Harbor Lights & Starry Nights: Painting with Roy Rossow - New Bedford Whaling Museum
Join artist Roy Rossow for an evening of art, creativity, and observation. Explore Rossow’s exhibition “The Stars That Guide Us,” and participate in a painting workshop with the artist himself overlooking the New Bedford waterfront at sunset.

Museum remains open 4:00 - 7:00PM
Workshop at 4:30 PM

$10 for members | $20 for non-members

HARBOR LIGHTS & STARRY NIGHTS: PAINTING WITH ROY ROSSOW

Thursday, February 1, 2024

Join artist Roy Rossow for an evening of art, creativity, and observation. Explore Rossow’s exhibition “The Stars That Guide Us,” and participate in a painting workshop with the artist himself overlooking the New Bedford waterfront at sunset.
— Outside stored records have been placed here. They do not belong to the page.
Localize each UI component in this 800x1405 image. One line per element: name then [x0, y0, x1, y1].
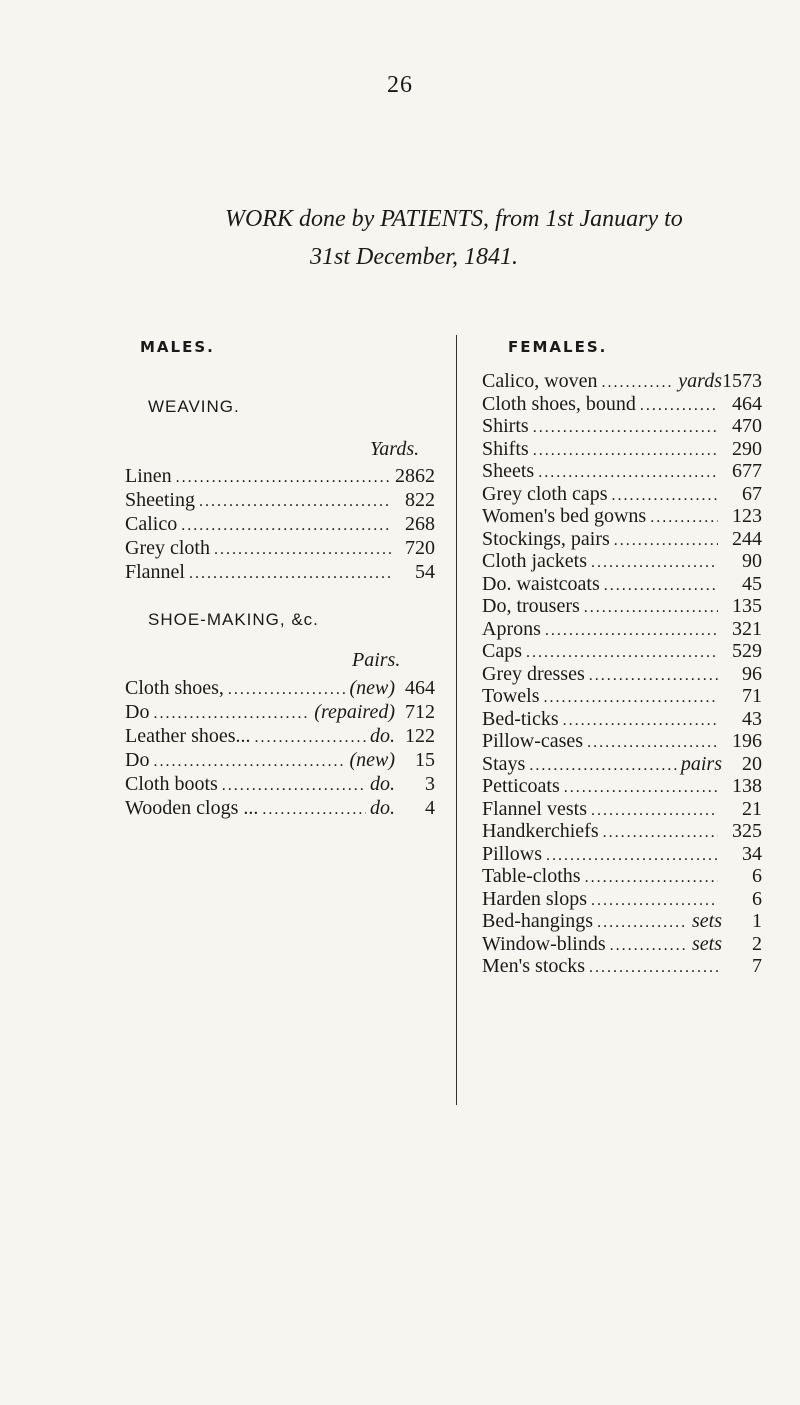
- item-note: do.: [370, 797, 395, 819]
- list-item: [125, 796, 435, 820]
- list-item: [125, 748, 435, 772]
- title-line-2: 31st December, 1841.: [310, 244, 518, 270]
- list-item: [482, 730, 762, 753]
- list-item: [482, 933, 762, 956]
- weaving-list: [125, 464, 435, 584]
- item-label: Window-blinds: [482, 932, 606, 955]
- item-note: pairs: [680, 752, 722, 775]
- page-number: 26: [387, 72, 413, 98]
- list-item: [482, 370, 762, 393]
- item-label: Bed-ticks: [482, 707, 559, 730]
- item-value: 712: [405, 701, 435, 723]
- item-label: Stays: [482, 752, 526, 775]
- leader-dots: [153, 702, 310, 726]
- item-label: Wooden clogs ...: [125, 797, 259, 819]
- list-item: [482, 460, 762, 483]
- item-label: Table-cloths: [482, 865, 581, 887]
- item-value: 34: [742, 842, 762, 865]
- leader-dots: [589, 957, 718, 980]
- leader-dots: [533, 440, 718, 463]
- item-label: Men's stocks: [482, 955, 586, 977]
- item-value: 138: [732, 775, 762, 797]
- shoemaking-list: [125, 676, 435, 820]
- item-label: Grey cloth caps: [482, 482, 608, 505]
- item-value: 1: [752, 910, 762, 932]
- item-value: 321: [732, 617, 762, 640]
- item-note: (repaired): [314, 701, 395, 723]
- item-value: 677: [732, 460, 762, 482]
- item-value: 71: [742, 685, 762, 707]
- list-item: [482, 505, 762, 528]
- item-note: yards: [678, 370, 722, 392]
- females-heading: FEMALES.: [508, 338, 608, 356]
- leader-dots: [597, 912, 688, 935]
- item-label: Sheeting: [125, 489, 195, 511]
- list-item: [482, 618, 762, 641]
- item-value: 325: [732, 820, 762, 842]
- leader-dots: [538, 462, 718, 485]
- item-label: Towels: [482, 685, 540, 707]
- list-item: [482, 910, 762, 933]
- leader-dots: [585, 867, 718, 890]
- item-note: (new): [349, 749, 395, 771]
- list-item: [482, 753, 762, 776]
- item-label: Calico, woven: [482, 370, 598, 392]
- females-list: [482, 370, 762, 978]
- list-item: [482, 528, 762, 551]
- item-label: Do. waistcoats: [482, 572, 600, 595]
- list-item: [125, 700, 435, 724]
- leader-dots: [650, 507, 718, 530]
- item-label: Calico: [125, 513, 178, 535]
- leader-dots: [612, 485, 718, 508]
- leader-dots: [591, 890, 718, 913]
- item-label: Harden slops: [482, 887, 587, 910]
- list-item: [125, 464, 435, 488]
- item-label: Petticoats: [482, 775, 560, 797]
- leader-dots: [564, 777, 718, 800]
- leader-dots: [614, 530, 718, 553]
- title-line-1: WORK done by PATIENTS, from 1st January to: [225, 206, 683, 232]
- page-title: [225, 200, 800, 276]
- item-label: Flannel vests: [482, 797, 587, 820]
- item-label: Aprons: [482, 617, 541, 640]
- shoemaking-heading: SHOE-MAKING, &c.: [148, 610, 319, 629]
- list-item: [482, 393, 762, 416]
- item-label: Women's bed gowns: [482, 505, 647, 527]
- leader-dots: [526, 642, 718, 665]
- item-value: 3: [425, 773, 435, 795]
- list-item: [482, 798, 762, 821]
- leader-dots: [602, 372, 675, 395]
- list-item: [125, 676, 435, 700]
- item-label: Shifts: [482, 437, 529, 460]
- column-divider: [456, 335, 457, 1105]
- list-item: [482, 865, 762, 888]
- item-label: Sheets: [482, 460, 535, 482]
- item-note: sets: [692, 910, 722, 932]
- item-value: 96: [742, 662, 762, 685]
- leader-dots: [546, 845, 718, 868]
- leader-dots: [591, 552, 718, 575]
- leader-dots: [262, 798, 366, 822]
- males-heading: MALES.: [140, 338, 215, 356]
- item-value: 290: [732, 437, 762, 460]
- item-value: 196: [732, 730, 762, 752]
- leader-dots: [228, 678, 346, 702]
- item-label: Pillows: [482, 842, 543, 865]
- item-label: Flannel: [125, 561, 185, 583]
- leader-dots: [255, 726, 366, 750]
- item-value: 43: [742, 707, 762, 730]
- item-value: 268: [405, 513, 435, 535]
- item-value: 90: [742, 550, 762, 572]
- item-note: do.: [370, 725, 395, 747]
- leader-dots: [181, 514, 391, 538]
- item-label: Caps: [482, 640, 522, 662]
- leader-dots: [587, 732, 718, 755]
- item-note: sets: [692, 932, 722, 955]
- item-label: Grey dresses: [482, 662, 585, 685]
- item-label: Do: [125, 749, 150, 771]
- list-item: [482, 438, 762, 461]
- item-label: Leather shoes...: [125, 725, 251, 747]
- weaving-unit: Yards.: [370, 438, 420, 460]
- list-item: [482, 595, 762, 618]
- item-label: Cloth shoes,: [125, 677, 224, 699]
- item-label: Do: [125, 701, 150, 723]
- leader-dots: [214, 538, 391, 562]
- item-label: Cloth shoes, bound: [482, 392, 636, 415]
- list-item: [482, 685, 762, 708]
- list-item: [125, 560, 435, 584]
- item-label: Stockings, pairs: [482, 527, 610, 550]
- leader-dots: [222, 774, 366, 798]
- list-item: [482, 955, 762, 978]
- item-value: 6: [752, 865, 762, 887]
- item-label: Handkerchiefs: [482, 820, 599, 842]
- item-value: 7: [752, 955, 762, 977]
- item-value: 470: [732, 415, 762, 437]
- weaving-heading: WEAVING.: [148, 397, 240, 416]
- leader-dots: [529, 755, 677, 778]
- item-label: Grey cloth: [125, 537, 210, 559]
- list-item: [482, 820, 762, 843]
- item-label: Cloth boots: [125, 773, 218, 795]
- leader-dots: [545, 620, 718, 643]
- list-item: [482, 843, 762, 866]
- item-value: 20: [742, 752, 762, 775]
- list-item: [482, 888, 762, 911]
- item-label: Cloth jackets: [482, 550, 587, 572]
- item-value: 822: [405, 489, 435, 511]
- item-value: 2: [752, 932, 762, 955]
- leader-dots: [563, 710, 718, 733]
- shoemaking-unit: Pairs.: [352, 649, 401, 671]
- list-item: [482, 483, 762, 506]
- item-label: Linen: [125, 465, 172, 487]
- item-value: 244: [732, 527, 762, 550]
- item-value: 2862: [395, 465, 435, 487]
- leader-dots: [589, 665, 718, 688]
- leader-dots: [604, 575, 718, 598]
- list-item: [125, 488, 435, 512]
- list-item: [482, 573, 762, 596]
- item-value: 123: [732, 505, 762, 527]
- leader-dots: [610, 935, 688, 958]
- list-item: [482, 663, 762, 686]
- leader-dots: [591, 800, 718, 823]
- item-value: 67: [742, 482, 762, 505]
- list-item: [125, 536, 435, 560]
- item-value: 4: [425, 797, 435, 819]
- list-item: [482, 640, 762, 663]
- item-value: 135: [732, 595, 762, 617]
- item-value: 122: [405, 725, 435, 747]
- leader-dots: [533, 417, 718, 440]
- item-value: 6: [752, 887, 762, 910]
- list-item: [482, 708, 762, 731]
- leader-dots: [189, 562, 391, 586]
- list-item: [125, 724, 435, 748]
- item-value: 464: [405, 677, 435, 699]
- leader-dots: [584, 597, 718, 620]
- list-item: [482, 550, 762, 573]
- leader-dots: [176, 466, 391, 490]
- item-value: 720: [405, 537, 435, 559]
- item-value: 529: [732, 640, 762, 662]
- item-label: Pillow-cases: [482, 730, 584, 752]
- leader-dots: [153, 750, 345, 774]
- item-value: 21: [742, 797, 762, 820]
- list-item: [125, 772, 435, 796]
- list-item: [482, 415, 762, 438]
- item-value: 54: [415, 561, 435, 583]
- list-item: [482, 775, 762, 798]
- item-value: 15: [415, 749, 435, 771]
- leader-dots: [640, 395, 718, 418]
- leader-dots: [543, 687, 718, 710]
- item-value: 464: [732, 392, 762, 415]
- item-note: do.: [370, 773, 395, 795]
- item-value: 45: [742, 572, 762, 595]
- item-value: 1573: [722, 370, 762, 392]
- item-note: (new): [349, 677, 395, 699]
- item-label: Shirts: [482, 415, 529, 437]
- leader-dots: [199, 490, 391, 514]
- list-item: [125, 512, 435, 536]
- item-label: Bed-hangings: [482, 910, 594, 932]
- item-label: Do, trousers: [482, 595, 580, 617]
- leader-dots: [603, 822, 718, 845]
The workshop begins promptly at 4:30 in the Harbor View Gallery. A lite reception to follow. Capacity is limited to 30 for workshop activity. First come, first served.

“I am fascinated with the transformation of the landscape in the night. Lights take on an emotive beauty in the shifting darkness, and color, though muted, becomes even more precious among an endless assortment of grays and blacks.

The nocturne challenges us to enter a meditative observational state in which we are aware of subtle changes, both natural and man-made." ~ Roy Rossow.

Born in Montego Bay, Jamaica, in 1975, Rossow lived much of his early life with his sister and grandmother in Jamaica. After a serious childhood injury, Rossow contracted polio, and spent a year hospitalized in Kingston, before moving to the United States for further medical treatment. Polio left him with some manual dexterity challenges, limited mobility, and the need for a motorized wheelchair.

During childhood and adolescence, Rossow developed and maintained a passion for drawing and art. He attended Salve Regina in Newport as a studio arts major, concentrating in painting and graphic design, and entered the MFA program at the University of Massachusetts, Dartmouth in 2012. Today, Rossow lives and works in New Bedford, where he paints scenes of the working waterfront and the night sky from the large windows of his converted factory loft apartment.